Big Pharma has been stampeding into China, aiming not only to capture a share of that fast-growing drug market, but also to supply themselves with APIs and lower their manufacturing costs, either directly or via outsourcing. After all, labor is cheaper and overhead costs are lower in China. But what if China lost its place as the low-cost production center?
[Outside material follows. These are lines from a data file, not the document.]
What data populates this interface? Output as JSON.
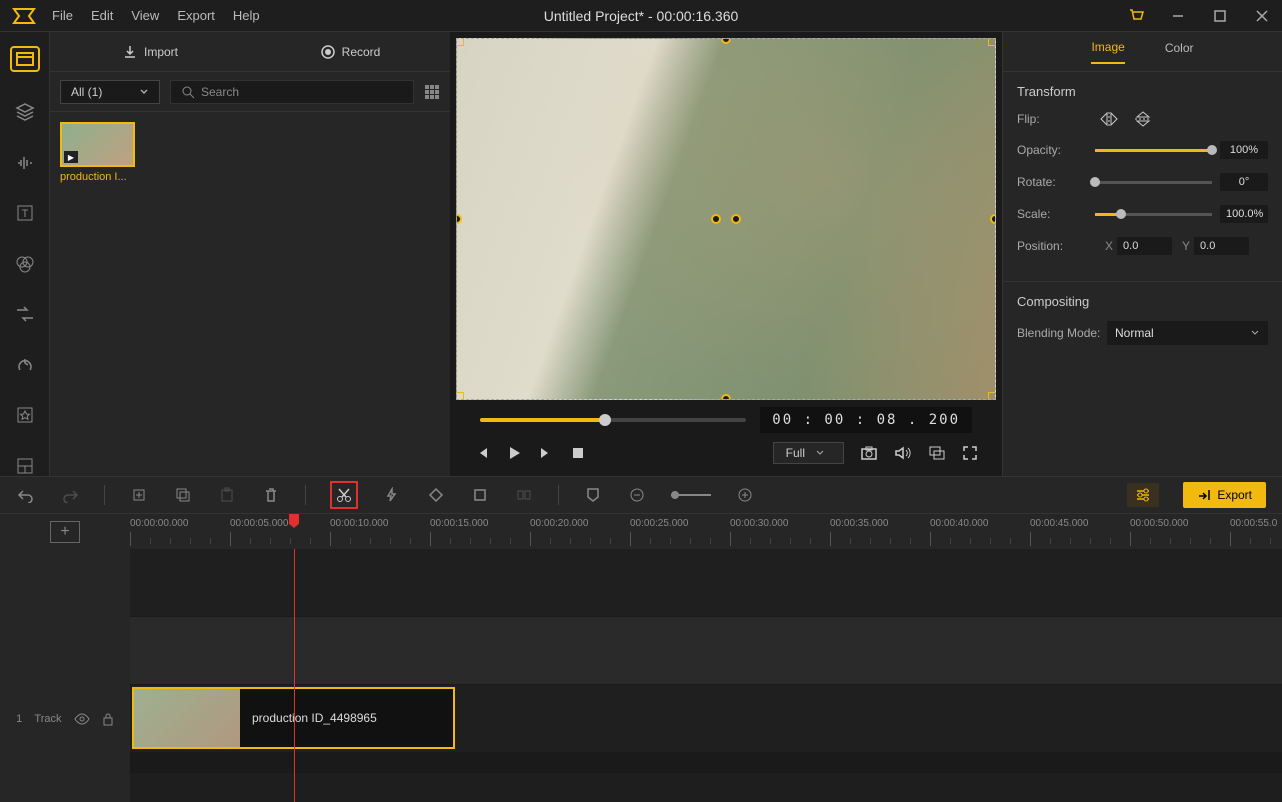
{
  "title": "Untitled Project* - 00:00:16.360",
  "menu": {
    "file": "File",
    "edit": "Edit",
    "view": "View",
    "export": "Export",
    "help": "Help"
  },
  "import": {
    "import_label": "Import",
    "record_label": "Record"
  },
  "filter": {
    "dropdown": "All (1)",
    "search_placeholder": "Search"
  },
  "media": {
    "item_label": "production I..."
  },
  "preview": {
    "timecode": "00 : 00 : 08 . 200",
    "full_label": "Full"
  },
  "props": {
    "tab_image": "Image",
    "tab_color": "Color",
    "transform_title": "Transform",
    "flip_label": "Flip:",
    "opacity_label": "Opacity:",
    "opacity_value": "100%",
    "rotate_label": "Rotate:",
    "rotate_value": "0°",
    "scale_label": "Scale:",
    "scale_value": "100.0%",
    "position_label": "Position:",
    "pos_x_label": "X",
    "pos_x": "0.0",
    "pos_y_label": "Y",
    "pos_y": "0.0",
    "compositing_title": "Compositing",
    "blend_label": "Blending Mode:",
    "blend_value": "Normal"
  },
  "toolbar": {
    "export_label": "Export"
  },
  "ruler": [
    "00:00:00.000",
    "00:00:05.000",
    "00:00:10.000",
    "00:00:15.000",
    "00:00:20.000",
    "00:00:25.000",
    "00:00:30.000",
    "00:00:35.000",
    "00:00:40.000",
    "00:00:45.000",
    "00:00:50.000",
    "00:00:55.0"
  ],
  "track": {
    "num": "1",
    "name": "Track",
    "clip_label": "production ID_4498965"
  }
}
That's the question asked by consultants at A.T. Kearney. Right now, production in China costs 30 percent to 50 percent less than it would in many other locales, thanks to that cheap labor and low overhead, but also because of certain government tax rebates and because the yuan is undervalued. But all these cost advantages are in danger. Kearney's folks say the cost differential could drop by half, to somewhere between 13 percent to 25 percent.
Why? Wages are going up; they've grown by 19 percent annually over the past five years, and that trend is likely to continue for another four to five, the Kearney report says. Meanwhile, the government is likely to slash the current VAT rebate rate of 13 percent; China hiked those rebates to help companies weather the recession, but had been cutting them before the downturn hit. Another government move that would affect pharma's cost savings: yuan appreciation. Kearney predicts that China will allow the yuan's value to climb by up to 15 percent over the next three to four years.
Kearney has some ideas for combating these trends. Suffice it to say that, whatever drugmakers aim to do in China, it's not going to be quick and easy.